Как раз там и в такой час он сознался, как впервые увидел ее, в соборе за молитвой, и опросил, о чем же она молилась. Он говорил с тихим смехом. Данута погрустнела и отвернулась, словно ее вдруг заняла колгота чаек на берегу. «Просто. Меня так научили в детстве».◦— «В детстве?» — «Да. Это плохо?» — «Нет».◦— «Я зашла. У меня был страх. Я боялась быть… одна… Одинокая! Я много раз просила весной».◦— «Вот мы и встретились. Научи меня этой молитве, чтобы не расставаться».◦— «Я не умею учить».
Тогда же, не оставляя себе времени на колебания, он попросил выйти за него замуж. Она не удивилась, точно ждала и знала заранее это, но оказала, что решит осенью. Она не против, нет, так нужно — осенью окончательно.
Прощались обычно за квартал от ее дома. Простившись, он стоял несколько минут, смотрел вслед, пока она не забегала в подъезд, и ему казалось, будто видит ее в последний раз. Глухое, нелепое предчувствие толкало догнать ее и не выпускать из рук во веки веков. Он ждал еще минуту, не вернется ли. И торопливо возвращался в гостиницу. У каждого может найтись тысяча причин не знакомить со своими родителями и друзьями, остерегаться соседей, как бы не приметили их вдвоем, обнявшись. Сам в Москве терпеливо обходит стороной некоторые дома, улицы, не уставая давать крюк, лишь бы избежать неприятных воспоминаний, раздражительных коликов памяти или необязательных встреч.

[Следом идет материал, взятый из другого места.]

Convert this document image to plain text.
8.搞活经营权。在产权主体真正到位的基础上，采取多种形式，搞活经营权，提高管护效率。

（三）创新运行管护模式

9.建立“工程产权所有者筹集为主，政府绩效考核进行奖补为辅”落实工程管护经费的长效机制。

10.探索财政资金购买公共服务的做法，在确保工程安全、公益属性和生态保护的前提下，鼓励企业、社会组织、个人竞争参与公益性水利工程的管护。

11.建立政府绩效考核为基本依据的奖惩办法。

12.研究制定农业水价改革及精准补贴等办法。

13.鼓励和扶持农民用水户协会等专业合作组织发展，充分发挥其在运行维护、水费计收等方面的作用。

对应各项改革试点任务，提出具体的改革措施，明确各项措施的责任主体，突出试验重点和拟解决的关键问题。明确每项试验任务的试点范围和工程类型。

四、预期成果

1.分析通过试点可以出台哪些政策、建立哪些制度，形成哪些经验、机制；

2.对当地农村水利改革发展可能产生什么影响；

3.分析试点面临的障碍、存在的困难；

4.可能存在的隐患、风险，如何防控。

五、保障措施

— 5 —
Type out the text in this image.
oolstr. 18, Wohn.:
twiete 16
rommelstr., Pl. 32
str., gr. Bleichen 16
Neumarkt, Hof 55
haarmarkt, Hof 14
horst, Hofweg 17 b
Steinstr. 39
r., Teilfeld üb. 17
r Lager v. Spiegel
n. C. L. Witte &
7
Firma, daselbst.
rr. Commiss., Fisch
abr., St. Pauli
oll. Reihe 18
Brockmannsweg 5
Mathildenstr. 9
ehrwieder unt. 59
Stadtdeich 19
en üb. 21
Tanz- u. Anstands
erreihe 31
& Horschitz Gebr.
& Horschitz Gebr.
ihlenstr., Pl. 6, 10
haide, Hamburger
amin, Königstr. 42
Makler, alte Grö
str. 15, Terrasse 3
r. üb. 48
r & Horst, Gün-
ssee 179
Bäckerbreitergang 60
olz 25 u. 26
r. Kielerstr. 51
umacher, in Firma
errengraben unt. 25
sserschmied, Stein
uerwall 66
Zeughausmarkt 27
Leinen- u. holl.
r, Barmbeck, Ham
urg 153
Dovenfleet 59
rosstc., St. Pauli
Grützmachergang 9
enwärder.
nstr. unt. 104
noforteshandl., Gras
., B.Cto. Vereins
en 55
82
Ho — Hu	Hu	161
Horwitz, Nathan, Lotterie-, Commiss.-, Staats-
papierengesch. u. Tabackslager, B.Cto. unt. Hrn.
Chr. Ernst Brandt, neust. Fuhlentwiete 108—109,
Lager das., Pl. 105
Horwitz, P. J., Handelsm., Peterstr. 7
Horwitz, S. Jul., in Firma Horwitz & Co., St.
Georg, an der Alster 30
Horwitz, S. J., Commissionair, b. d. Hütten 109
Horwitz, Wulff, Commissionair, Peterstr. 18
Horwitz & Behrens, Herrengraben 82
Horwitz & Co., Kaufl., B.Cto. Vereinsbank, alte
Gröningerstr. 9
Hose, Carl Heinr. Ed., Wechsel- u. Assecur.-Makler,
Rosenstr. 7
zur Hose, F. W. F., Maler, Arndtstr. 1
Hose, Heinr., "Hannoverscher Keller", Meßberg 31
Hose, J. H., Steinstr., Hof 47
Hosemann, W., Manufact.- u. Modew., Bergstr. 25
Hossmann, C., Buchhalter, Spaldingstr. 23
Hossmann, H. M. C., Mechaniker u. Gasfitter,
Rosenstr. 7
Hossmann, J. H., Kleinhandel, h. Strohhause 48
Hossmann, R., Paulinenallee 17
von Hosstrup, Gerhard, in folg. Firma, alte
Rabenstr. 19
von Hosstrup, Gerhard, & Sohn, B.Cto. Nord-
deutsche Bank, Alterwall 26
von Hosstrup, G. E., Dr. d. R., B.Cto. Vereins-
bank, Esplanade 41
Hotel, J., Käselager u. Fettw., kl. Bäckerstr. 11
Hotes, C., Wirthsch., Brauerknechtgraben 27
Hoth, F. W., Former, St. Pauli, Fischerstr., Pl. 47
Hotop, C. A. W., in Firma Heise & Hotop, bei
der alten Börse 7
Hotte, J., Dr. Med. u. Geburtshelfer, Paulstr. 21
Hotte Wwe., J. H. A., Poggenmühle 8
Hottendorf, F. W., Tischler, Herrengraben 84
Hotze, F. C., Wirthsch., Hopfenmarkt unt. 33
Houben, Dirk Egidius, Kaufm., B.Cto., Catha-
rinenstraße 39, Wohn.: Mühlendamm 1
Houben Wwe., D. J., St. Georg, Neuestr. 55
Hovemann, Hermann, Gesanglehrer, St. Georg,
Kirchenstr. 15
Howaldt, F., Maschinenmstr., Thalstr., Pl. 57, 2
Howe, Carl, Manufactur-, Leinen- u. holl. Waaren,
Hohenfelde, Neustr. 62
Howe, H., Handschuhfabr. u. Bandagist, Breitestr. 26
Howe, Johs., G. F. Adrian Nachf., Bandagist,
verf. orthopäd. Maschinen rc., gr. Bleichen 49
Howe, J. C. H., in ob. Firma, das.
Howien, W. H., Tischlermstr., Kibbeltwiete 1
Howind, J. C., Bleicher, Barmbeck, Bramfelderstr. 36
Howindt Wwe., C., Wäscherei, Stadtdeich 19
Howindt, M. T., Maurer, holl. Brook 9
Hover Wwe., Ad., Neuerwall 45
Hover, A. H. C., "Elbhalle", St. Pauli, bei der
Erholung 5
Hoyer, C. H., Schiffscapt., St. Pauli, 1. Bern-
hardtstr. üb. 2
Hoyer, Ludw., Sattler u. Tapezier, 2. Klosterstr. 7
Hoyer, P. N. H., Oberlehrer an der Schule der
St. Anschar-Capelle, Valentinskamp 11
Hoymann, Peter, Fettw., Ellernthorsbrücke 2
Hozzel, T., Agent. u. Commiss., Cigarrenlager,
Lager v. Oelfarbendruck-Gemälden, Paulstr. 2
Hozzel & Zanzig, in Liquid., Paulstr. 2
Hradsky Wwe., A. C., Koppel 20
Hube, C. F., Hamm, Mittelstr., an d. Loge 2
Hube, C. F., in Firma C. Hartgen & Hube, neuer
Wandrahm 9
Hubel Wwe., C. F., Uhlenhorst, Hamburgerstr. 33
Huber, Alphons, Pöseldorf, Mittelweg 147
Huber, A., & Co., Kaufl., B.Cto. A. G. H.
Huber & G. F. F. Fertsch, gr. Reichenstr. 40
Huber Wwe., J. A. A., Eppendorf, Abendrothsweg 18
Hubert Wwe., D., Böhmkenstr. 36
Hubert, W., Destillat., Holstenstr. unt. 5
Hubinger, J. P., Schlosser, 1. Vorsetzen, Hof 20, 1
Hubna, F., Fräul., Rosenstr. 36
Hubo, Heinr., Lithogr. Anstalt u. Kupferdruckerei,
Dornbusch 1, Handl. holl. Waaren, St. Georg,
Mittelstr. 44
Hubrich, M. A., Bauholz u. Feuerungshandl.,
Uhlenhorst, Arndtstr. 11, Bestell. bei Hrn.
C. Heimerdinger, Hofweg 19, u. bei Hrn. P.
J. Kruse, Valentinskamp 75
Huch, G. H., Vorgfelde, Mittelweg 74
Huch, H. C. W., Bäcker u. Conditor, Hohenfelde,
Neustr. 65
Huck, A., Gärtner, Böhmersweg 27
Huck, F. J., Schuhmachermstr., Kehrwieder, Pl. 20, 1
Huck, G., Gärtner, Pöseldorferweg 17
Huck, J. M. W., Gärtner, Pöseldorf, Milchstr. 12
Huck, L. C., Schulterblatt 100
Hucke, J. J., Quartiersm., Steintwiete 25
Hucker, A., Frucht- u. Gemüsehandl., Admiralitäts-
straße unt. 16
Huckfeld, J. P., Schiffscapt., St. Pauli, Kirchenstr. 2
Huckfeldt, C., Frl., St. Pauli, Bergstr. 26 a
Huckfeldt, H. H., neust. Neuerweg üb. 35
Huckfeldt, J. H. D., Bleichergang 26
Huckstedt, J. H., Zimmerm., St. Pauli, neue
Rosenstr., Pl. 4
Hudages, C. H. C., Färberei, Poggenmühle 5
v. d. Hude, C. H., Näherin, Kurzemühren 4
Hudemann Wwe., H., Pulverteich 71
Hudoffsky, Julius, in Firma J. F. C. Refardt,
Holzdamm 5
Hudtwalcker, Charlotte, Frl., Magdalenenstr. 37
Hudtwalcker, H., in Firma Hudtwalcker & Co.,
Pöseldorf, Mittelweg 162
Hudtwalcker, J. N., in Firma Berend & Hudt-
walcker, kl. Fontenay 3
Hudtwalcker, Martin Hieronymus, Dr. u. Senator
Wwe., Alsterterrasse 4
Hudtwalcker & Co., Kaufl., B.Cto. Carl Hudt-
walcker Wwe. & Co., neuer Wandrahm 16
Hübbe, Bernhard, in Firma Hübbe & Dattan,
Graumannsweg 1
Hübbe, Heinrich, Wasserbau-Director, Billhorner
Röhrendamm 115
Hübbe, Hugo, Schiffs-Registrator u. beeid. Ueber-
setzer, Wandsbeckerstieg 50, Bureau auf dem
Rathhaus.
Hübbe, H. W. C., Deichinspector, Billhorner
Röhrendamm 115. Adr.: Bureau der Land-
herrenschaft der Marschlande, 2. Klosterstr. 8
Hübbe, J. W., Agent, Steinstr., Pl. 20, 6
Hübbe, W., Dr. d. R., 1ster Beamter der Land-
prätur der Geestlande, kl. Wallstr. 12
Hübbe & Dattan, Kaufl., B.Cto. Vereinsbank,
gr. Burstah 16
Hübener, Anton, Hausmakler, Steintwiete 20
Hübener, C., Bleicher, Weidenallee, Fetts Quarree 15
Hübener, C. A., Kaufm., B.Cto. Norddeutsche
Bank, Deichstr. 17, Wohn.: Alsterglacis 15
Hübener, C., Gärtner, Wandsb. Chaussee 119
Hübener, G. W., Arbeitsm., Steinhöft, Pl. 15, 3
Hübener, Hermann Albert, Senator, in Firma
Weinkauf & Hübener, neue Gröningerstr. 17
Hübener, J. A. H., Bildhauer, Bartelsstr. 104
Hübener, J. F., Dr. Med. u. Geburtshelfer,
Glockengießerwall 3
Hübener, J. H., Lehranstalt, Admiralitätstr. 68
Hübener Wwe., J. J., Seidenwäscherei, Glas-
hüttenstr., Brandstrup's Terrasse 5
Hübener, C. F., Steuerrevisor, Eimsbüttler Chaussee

Между тем к исходу лета он обнаружил, что все в его жизни стало труднее, а жить — легче. Работай хоть сутками. Спал и ел как новобранец, не изматывали никакие круговороты — мог выйти из них в любую минуту. Бдительно запертые в душе настроения и оберегаемая тайна прибалтийских поездок выстроили вокруг него мягкую, но плотную, непробиваемую стену. Она защищала от приятельских разговоров, утрамбованных хоккеем, футболом, загранкомандировками и всевозможными излишне достоверными сведениями, от нервной толчеи желаний, наваливающихся черт знает отчего и зачем на любого нормального человека, от кабалы безволия и рыхлых намерений… Эк жить-то хотелось! И жилось собственной волей на все, а не барахтаясь в мощных подводных течениях столичного житейского моря с его стремительными поветриями, недолгими кумирами. Вместо того чтобы слушать новые сногсшибательные диски, записи маловедомых ему композиторов и исполнителей или читать малодоступные вещи, а то совершенно свято, без особых раздумий прогуливаться по барам, он сообщал зазывалам (заполучив несколько раз «циник») все, что думал об этих занятиях, и отправлялся к вечеру побродить по старым переулкам.